Study: Tech Security Spending Not Making Companies Safer
An Oracle study found that while organizations are spending more on IT security, they aren’t putting the money toward protecting core systems.
Companies are spending more on IT security, but not necessarily in the right places, according to a CSO Custom Solutions Group study sponsored by Oracle.
The group surveyed 110 companies from various sectors, including financial services, government, and high tech. Research found that more than 67 percent of IT security resources are allocated to protect the network layer, but only 23 percent of spending went to protecting core systems like servers, applications, and databases. That’s despite nearly 66 percent of respondents stating they apply a “security inside out strategy.”
“Organizations can’t continue to spend on the wrong risks and secure themselves out of business,” said Mary Ann Davidson, chief security officer at Oracle, in a statement on the study. “When attackers do break through the perimeter, they can take advantage of weak security controls against the core systems by exploiting privileged user access, vulnerable applications, and accounts with excessive access.”
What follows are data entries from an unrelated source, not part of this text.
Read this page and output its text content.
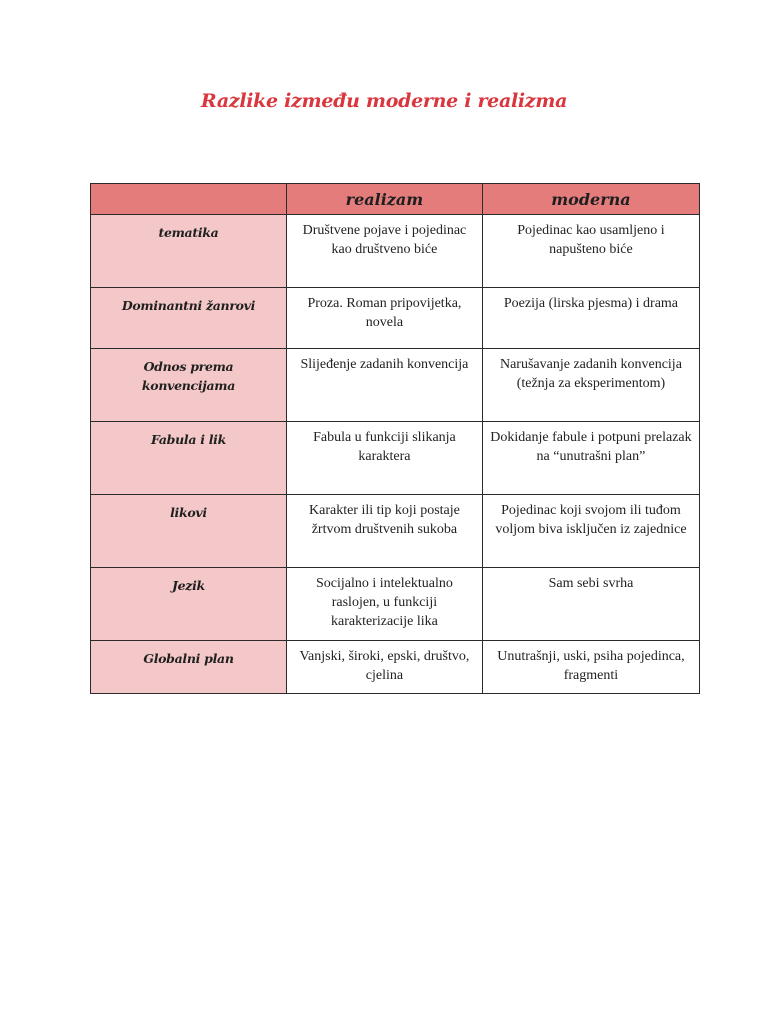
Razlike između moderne i realizma
	realizam	moderna
tematika	Društvene pojave i pojedinac kao društveno biće	Pojedinac kao usamljeno i napušteno biće
Dominantni žanrovi	Proza. Roman pripovijetka, novela	Poezija (lirska pjesma) i drama
Odnos prema konvencijama	Slijeđenje zadanih konvencija	Narušavanje zadanih konvencija (težnja za eksperimentom)
Fabula i lik	Fabula u funkciji slikanja karaktera	Dokidanje fabule i potpuni prelazak na “unutrašni plan”
likovi	Karakter ili tip koji postaje žrtvom društvenih sukoba	Pojedinac koji svojom ili tuđom voljom biva isključen iz zajednice
Jezik	Socijalno i intelektualno raslojen, u funkciji karakterizacije lika	Sam sebi svrha
Globalni plan	Vanjski, široki, epski, društvo, cjelina	Unutrašnji, uski, psiha pojedinca, fragmenti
Davidson also said groups need to strengthen the fundamentals of database security, application security, and identity management.
Other highlights from the study:
- 44 percent of respondents believed that databases were safe because they were installed deep inside the perimeter.
- 90 percent report the same or higher level of IT spending compared to 12 months prior.
- 59 percent of participants plan to increase security spending in the next year.
- 35 percent of organizations, according to the survey, saw spending on security influenced by sensational informational sources rather than real organizational risks.
- 40 percent of respondents said implementing fragmented point solutions created gaps in their security.
- 42 percent of those surveyed said they have more difficulty preventing new attacks than in the past.